Queste modifiche implicano una serie di sfide operative e logistiche per le aziende vinicole. Le aziende devono adattarsi rapidamente a queste novità per evitare sanzioni e per garantire che i loro prodotti rimangano competitivi sul mercato. Questo include l’aggiornamento dei processi di etichettatura, la formazione del personale sulle nuove normative, e l’investimento in tecnologie.

Nella prima giornata del Vinitaly 2024 abbiamo captato alcuni commenti degli operatori su questo tema.

Ettore Ciancico, Direttore del Consorzio di Tutela del Valdarno di Sopra DOC, ci illustra le iniziative adottate nella sua azienda, La Salceta: “abbiamo adottato l’etichetta nutrizionale con il QR code in quanto lo riteniamo un elemento di trasparenza: può aiutare i consumatori, non è un meccanismo complicato, e lo vediamo come un utile elemento competitivo, in un settore molto complesso come quello del vino; noi desideriamo che si sappia cosa c’è nei nostri vini”.

Giuseppe Stabile ha seguito per Colomba Bianca, azienda di Mazara del Vallo,  l’attuazione degli adeguamenti richiesti dal Regolamento UE e gli adattamenti tecnologici: “l’onere di investire in un pacchetto tecnologico per la gestione dei QR code e quello di riprogettare le etichette è stato da un lato utile, in quanto ci ha permesso di fare alcuni adeguamenti visivi alle etichette, dall’altro ha creato l’opportunità di recepire informazioni che riteniamo importanti per i consumatori”.

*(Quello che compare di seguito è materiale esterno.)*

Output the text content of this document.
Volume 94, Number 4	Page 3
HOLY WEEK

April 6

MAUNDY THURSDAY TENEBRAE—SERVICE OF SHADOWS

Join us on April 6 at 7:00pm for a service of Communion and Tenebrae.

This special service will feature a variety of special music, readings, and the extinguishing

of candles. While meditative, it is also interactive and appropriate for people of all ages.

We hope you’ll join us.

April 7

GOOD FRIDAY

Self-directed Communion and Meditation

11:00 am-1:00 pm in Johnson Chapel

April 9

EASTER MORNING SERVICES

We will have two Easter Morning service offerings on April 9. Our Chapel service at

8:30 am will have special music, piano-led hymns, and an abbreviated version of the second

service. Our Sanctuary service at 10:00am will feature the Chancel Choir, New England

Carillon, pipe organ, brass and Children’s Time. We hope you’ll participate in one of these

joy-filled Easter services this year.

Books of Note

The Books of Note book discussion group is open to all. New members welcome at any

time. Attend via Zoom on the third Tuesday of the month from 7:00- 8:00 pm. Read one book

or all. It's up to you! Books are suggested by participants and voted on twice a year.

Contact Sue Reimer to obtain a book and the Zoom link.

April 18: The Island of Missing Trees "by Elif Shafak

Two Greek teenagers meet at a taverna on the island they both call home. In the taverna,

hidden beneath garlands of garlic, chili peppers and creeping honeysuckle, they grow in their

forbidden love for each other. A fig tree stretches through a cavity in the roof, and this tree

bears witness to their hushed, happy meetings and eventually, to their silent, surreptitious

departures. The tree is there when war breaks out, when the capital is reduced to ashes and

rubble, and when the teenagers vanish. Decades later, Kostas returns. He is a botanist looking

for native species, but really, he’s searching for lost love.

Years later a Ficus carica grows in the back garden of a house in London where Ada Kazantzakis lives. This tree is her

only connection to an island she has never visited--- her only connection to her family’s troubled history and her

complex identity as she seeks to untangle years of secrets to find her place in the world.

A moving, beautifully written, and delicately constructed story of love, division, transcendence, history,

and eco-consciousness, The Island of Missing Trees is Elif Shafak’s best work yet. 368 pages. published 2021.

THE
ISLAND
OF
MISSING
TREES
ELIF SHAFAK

Ne abbiamo parlato anche con Mirco Balliana, enologo di Cantina Andreola di Valdobbiadene: “il mondo del vino non è molto propenso ai cambiamenti e d’altro canto si è portati a pensare che i vini che rientrano in una denominazione di origine già seguano disciplinari che ne garantiscono la corretta produzione: è però vero che esistono diverse filosofie produttive che possono comportare composizioni di ingredienti diversi. Nel nostro caso adottare le nuove norme è stato mettere nero su bianco ciò che già veniva effettuato: un elemento in più che ci permette di investire sulla fiducia del consumatore, essenziale per il nostro futuro”.

Un’etichetta conforme ed esaustiva, ci sembra di poter concludere, non solo garantisce trasparenza e tracciabilità, ma comunica impegno qualitativo e responsabilità; fattori imprescindibili per qualificare il prodotto in un settore dove l’autenticità e la provenienza acquistano un’attenzione sempre maggiore.